Living Blind… Good morning Hump Day Readers. As we tumble into November, one thing hit me the other day when I was watching a sports event about past Olympics, something I really enjoy.

What caught my attention was the 1988 Winter Olympics downhill skiers, who, prior to going to Calgary for the games, were doing something most of us would not have tried if we were blind. The pros were paired with blind skiers to teach them to downhill ski! As I watched them and then several others TV clips of “Paralympic athletes” it not only warmed my heart but watching them also had me sitting on the edge of the couch! What bravery indeed.

Think about it: flying down a mountain without no sight seems about as crazy as anything out there, yet here they were alongside professional downhill skiers and they were doing amazingly well. Why? TRUST, it was only trust because without trusting their paired pro-skier, they would be in dire straits.

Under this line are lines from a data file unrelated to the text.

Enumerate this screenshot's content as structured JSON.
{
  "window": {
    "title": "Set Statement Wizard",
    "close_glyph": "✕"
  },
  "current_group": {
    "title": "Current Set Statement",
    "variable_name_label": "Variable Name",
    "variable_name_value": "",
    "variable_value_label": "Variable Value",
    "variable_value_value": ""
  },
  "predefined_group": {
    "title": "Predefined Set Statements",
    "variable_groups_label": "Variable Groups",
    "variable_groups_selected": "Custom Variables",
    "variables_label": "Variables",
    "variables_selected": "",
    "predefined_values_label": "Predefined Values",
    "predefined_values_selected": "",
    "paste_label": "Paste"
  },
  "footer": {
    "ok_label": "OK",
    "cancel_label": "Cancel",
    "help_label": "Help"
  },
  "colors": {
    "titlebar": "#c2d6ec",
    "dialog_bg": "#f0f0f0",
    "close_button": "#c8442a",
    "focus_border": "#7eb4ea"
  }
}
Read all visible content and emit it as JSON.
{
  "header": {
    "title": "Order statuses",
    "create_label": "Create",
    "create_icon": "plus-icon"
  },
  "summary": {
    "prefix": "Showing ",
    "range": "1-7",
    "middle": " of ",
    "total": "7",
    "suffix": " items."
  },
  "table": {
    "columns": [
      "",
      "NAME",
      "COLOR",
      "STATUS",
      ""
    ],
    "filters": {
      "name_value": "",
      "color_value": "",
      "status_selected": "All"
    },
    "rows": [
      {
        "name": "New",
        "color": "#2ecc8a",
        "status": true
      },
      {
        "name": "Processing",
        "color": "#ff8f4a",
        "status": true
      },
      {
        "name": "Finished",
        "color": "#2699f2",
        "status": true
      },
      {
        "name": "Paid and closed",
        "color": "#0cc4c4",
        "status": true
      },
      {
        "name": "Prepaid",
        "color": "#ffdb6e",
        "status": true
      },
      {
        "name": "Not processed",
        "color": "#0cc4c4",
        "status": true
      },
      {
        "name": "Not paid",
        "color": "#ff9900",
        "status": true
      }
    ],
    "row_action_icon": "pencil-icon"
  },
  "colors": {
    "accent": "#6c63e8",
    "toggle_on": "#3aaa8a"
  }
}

One of the blind skiers is Danelle Umstead. She can’t see when she skis down the mountain. Instead the US Paralympic alpine ski racer depends on her husband and guide Rob Umstead to get her down safely. “It’s scary all the time going down the hill and not being able to see,” Danelle said. “We ski up to 70 miles per hour so I’m 100 percent relying on my husband.” A commentator asked Rob how he does this, and his short sentence was: “listen to two words that will make all the difference, ‘left’ and ‘right’.” I got that right away because the first thing you learn in trying to downhill ski is to be able to traverse left and right. I remember one time when I just forgot that and did a bonsai straight down the hill-ouch!

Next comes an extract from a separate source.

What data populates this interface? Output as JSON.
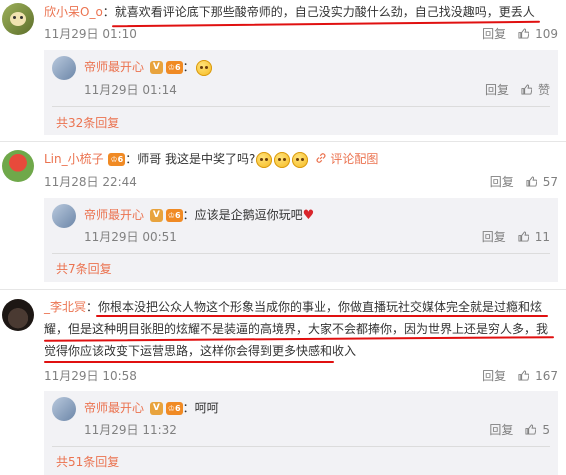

And this brings me to what? Our blindness, and I’m not talking about true loss of sight, but the loss we have when this world blinds us with all kinds of ways in how we are to live our lives, but none of those ways is what God wants for us! In Psalm 119:105 [KJV], King David penned one of the most powerful sentences which is often sung today as well:

“Thy Word is a lamp unto my feet
and a light unto my path.”

OK, if you’re like me now you are singing that song that Amy Grant and Michael W. Smith wrote in 1990 and it is still popular. Listen to the lyrics, which were based on the Psalm: Thy Word is a lamp unto my feet and a light unto my path; When I feel afraid and think I’ve lost my way still you’re there right beside me. And nothing will I fear as long as you are near, so please be near me to the end…I will not forget Your love for me and yet my heart forever is wandering. Jesus be my guide and hold me to your side and I will love you to the end, oh, Thy Word is a lamp unto my feet and a light unto my path.

Like the blind skiers, we are all left with the choice of either complete trust or go it alone on our own ideas which can end in utter catastrophe. Isn’t this a picture of living our Christian life? When we allow the world to blind us, we start relying on ourselves instead of God’s Word, we get lost because we’ve left our Guide behind.

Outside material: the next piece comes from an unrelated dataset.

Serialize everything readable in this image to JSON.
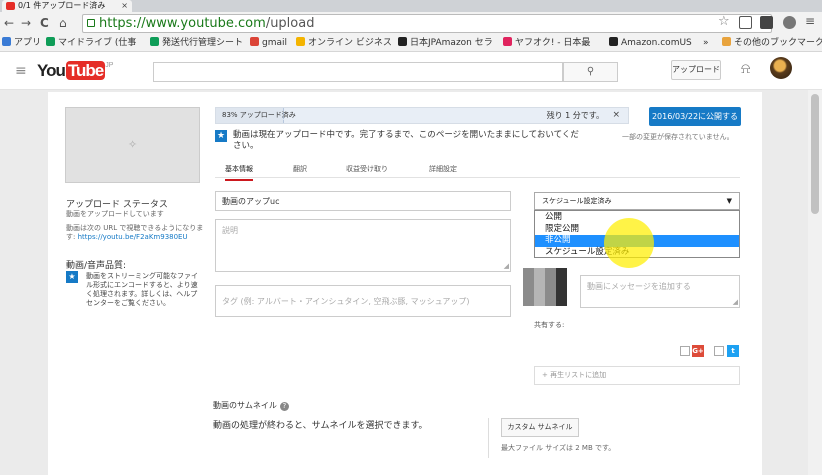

I think we all want to successfully navigate the course of life God has given us. How many of us have learned the hard way when we take things into our own hands? The world is always going to be out there blind-siding-us. But if we keep our trust in God؅—the perfect Guide who knows every obstacle that will come into our lives, the twists and turns of our lives will not be so scary.

In closing, if we were all to make an honest assessment on how much we rely on God’s Word, where would we land? 10%, 30%, 50%–or?? Blindness is never easy for those who truly have no sight, but worse yet is the blindness we so easily adopt from the world instead of God’s ‘lamp for our feet and light for our path’. AMEN.